3/29/2010

Porque a mí sí me importa

Estamos relativamente pendientes de lo que comemos, en casa no es que sea una preocupación ni una obsesión pero sí es algo que nos interesa cuidar, por nuestra salud y sobre todo por la de los peques pero a veces las cosas importantes, sinceramente, no están al alcance de nuestra mano.

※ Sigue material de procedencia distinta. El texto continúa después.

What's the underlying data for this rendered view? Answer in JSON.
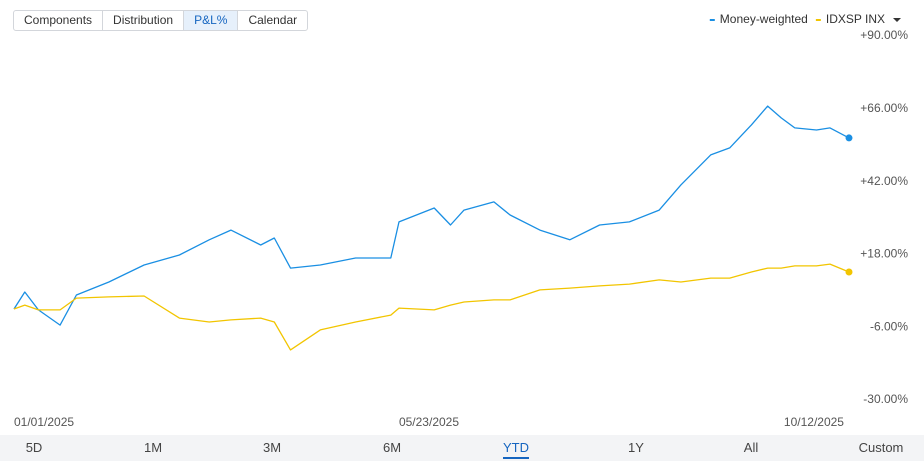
{
  "tabs": [
    "Components",
    "Distribution",
    "P&L%",
    "Calendar"
  ],
  "selected_tab": 2,
  "chart_data": {
    "type": "line",
    "legend": "top-right",
    "x": [
      "2025-01-01",
      "2025-01-05",
      "2025-01-10",
      "2025-01-18",
      "2025-01-24",
      "2025-02-05",
      "2025-02-18",
      "2025-03-03",
      "2025-03-14",
      "2025-03-22",
      "2025-04-02",
      "2025-04-07",
      "2025-04-13",
      "2025-04-24",
      "2025-05-07",
      "2025-05-20",
      "2025-05-23",
      "2025-06-05",
      "2025-06-11",
      "2025-06-16",
      "2025-06-27",
      "2025-07-03",
      "2025-07-14",
      "2025-07-25",
      "2025-08-05",
      "2025-08-16",
      "2025-08-27",
      "2025-09-04",
      "2025-09-15",
      "2025-09-22",
      "2025-09-30",
      "2025-10-06",
      "2025-10-11",
      "2025-10-16",
      "2025-10-24",
      "2025-10-29",
      "2025-11-05"
    ],
    "series": [
      {
        "name": "Money-weighted",
        "color": "#1a8fe3",
        "values": [
          0.0,
          5.6,
          -0.3,
          -5.3,
          4.6,
          8.9,
          14.5,
          17.8,
          22.8,
          26.0,
          21.1,
          23.4,
          13.5,
          14.5,
          16.8,
          16.8,
          28.7,
          33.3,
          27.7,
          32.6,
          35.3,
          31.0,
          26.0,
          22.8,
          27.7,
          28.7,
          32.6,
          40.9,
          50.8,
          53.1,
          60.7,
          66.9,
          63.0,
          59.7,
          59.0,
          59.7,
          56.4
        ]
      },
      {
        "name": "IDXSP INX",
        "color": "#f2c500",
        "values": [
          0.0,
          1.3,
          -0.3,
          -0.3,
          3.6,
          4.0,
          4.3,
          -3.0,
          -4.3,
          -3.6,
          -3.0,
          -4.3,
          -13.5,
          -6.9,
          -4.3,
          -2.0,
          0.3,
          -0.3,
          1.3,
          2.3,
          3.0,
          3.0,
          6.3,
          6.9,
          7.6,
          8.2,
          9.6,
          8.9,
          10.2,
          10.2,
          12.2,
          13.5,
          13.5,
          14.2,
          14.2,
          14.8,
          12.2
        ]
      }
    ],
    "xlim": [
      "2025-01-01",
      "2025-11-05"
    ],
    "xticks": [
      {
        "value": "2025-01-01",
        "label": "01/01/2025"
      },
      {
        "value": "2025-05-23",
        "label": "05/23/2025"
      },
      {
        "value": "2025-10-12",
        "label": "10/12/2025"
      }
    ],
    "ylim": [
      -30,
      90
    ],
    "yticks": [
      {
        "value": -30,
        "label": "-30.00%"
      },
      {
        "value": -6,
        "label": "-6.00%"
      },
      {
        "value": 18,
        "label": "+18.00%"
      },
      {
        "value": 42,
        "label": "+42.00%"
      },
      {
        "value": 66,
        "label": "+66.00%"
      },
      {
        "value": 90,
        "label": "+90.00%"
      }
    ]
  },
  "ranges": [
    "5D",
    "1M",
    "3M",
    "6M",
    "YTD",
    "1Y",
    "All",
    "Custom"
  ],
  "selected_range": 4
}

El tema de los antibióticos por ejemplo es uno de los asuntos que más nos tiene concienciados. De sobra sabemos que no los debemos utilizar indiscriminadamente a la primera de cambio en cuanto aparecen los primeros mocos o las primeras toses, en eso somos bastante escrupulosos, pero ¿de qué nos vale a nosotros ser cuidadosos si después ingrerimos alimentos con restos de antibióticos que desconocemos y lo que es peor: que no deberían estar ahí?
Hace poco leía esto mismo en un informe de la Organización de Consumidores y Usuarios y hoy he descubierto otro artículo de esta misma asociación sobre este asunto en su web.
El artículo que cayó en mis manos se titulaba "Antibióticos. Residuos en mieles y gambas", es de la revista de la OCU para sus socios, el número 345 del mes de febrero y en el mismo, analizaron 4 tipos distintos de alimentos: miel, jalea real, gambas peladas crudas y pechuga de pavo.
Nada menos que en tres mieles distintas encontraron con sus análisis restos de antibióticos: tilosina, estreptomicina, ciprofloxacino y norfloxacino, algo que evidentemente no pinta nada en la miel ni en nuestro organismo.
En las jaleas reales analizadas así como en la pechuga de pavo (aquí probaron con 15 pechugas de distintas marcas) no hallaron restos de antibióticos, pero de nuevo en las marcas que comercializan gambas sí encontraron restos de antibióticos que como podeis imaginar: no tienen que estar ahí.
Es evidente que si nosotros mantenemos de una manera continuada niveles de sustancias antibióticas en nuestro organismo conseguimos que las bacterias se vayan haciendo resistentes a los mismos, es decir, que cuando realmente necesitemos usarlos por prescripción médica no nos van a ayudar tanto como deberían, además estamos sobrecargando nuestro organismo de sustancias que no le benefician y nuestros órganos tienen que hacer un trabajo extra que no aporta nada bueno.
Todo esto pasa sin pena ni gloria por la ética de muchas empresas que demuestran que les importan muy poco sus propios consumidores, que sólo les interesa el beneficio a fin de mes y que la salud y el respeto a los ciudadanos es pecata minuta.
Por eso yo creo que hay que tomar medidas por nuestra propia salud y ya que a ellos no les importamos... pues no les compramos.
Os cuento, las gambas peladas crudas de la marca ALIADA de El Corte Inglés procedentes de China tenían cloranfenicol (0'2mcg/kg) un antibiótico PROHIBIDO por ley en la Unión Europea porque implica riesgo de anemia y las mieles con restos de antibióticos son "Luna de Miel" que contiene tilosina, "Marlene" con estreptomicina y la miel de la marca Carrefour que tiene ciprofloxacino y norflozacino.
Todos estos son los datos de los análisis independientes que llevaron a cabo en la Organización de Consumidores y Usuarios, por lo menos nos sirve para conocer un poco más lo que ponemos en nuestras mesas y tener un poco más de control sobre nuestra propia salud... casi nada.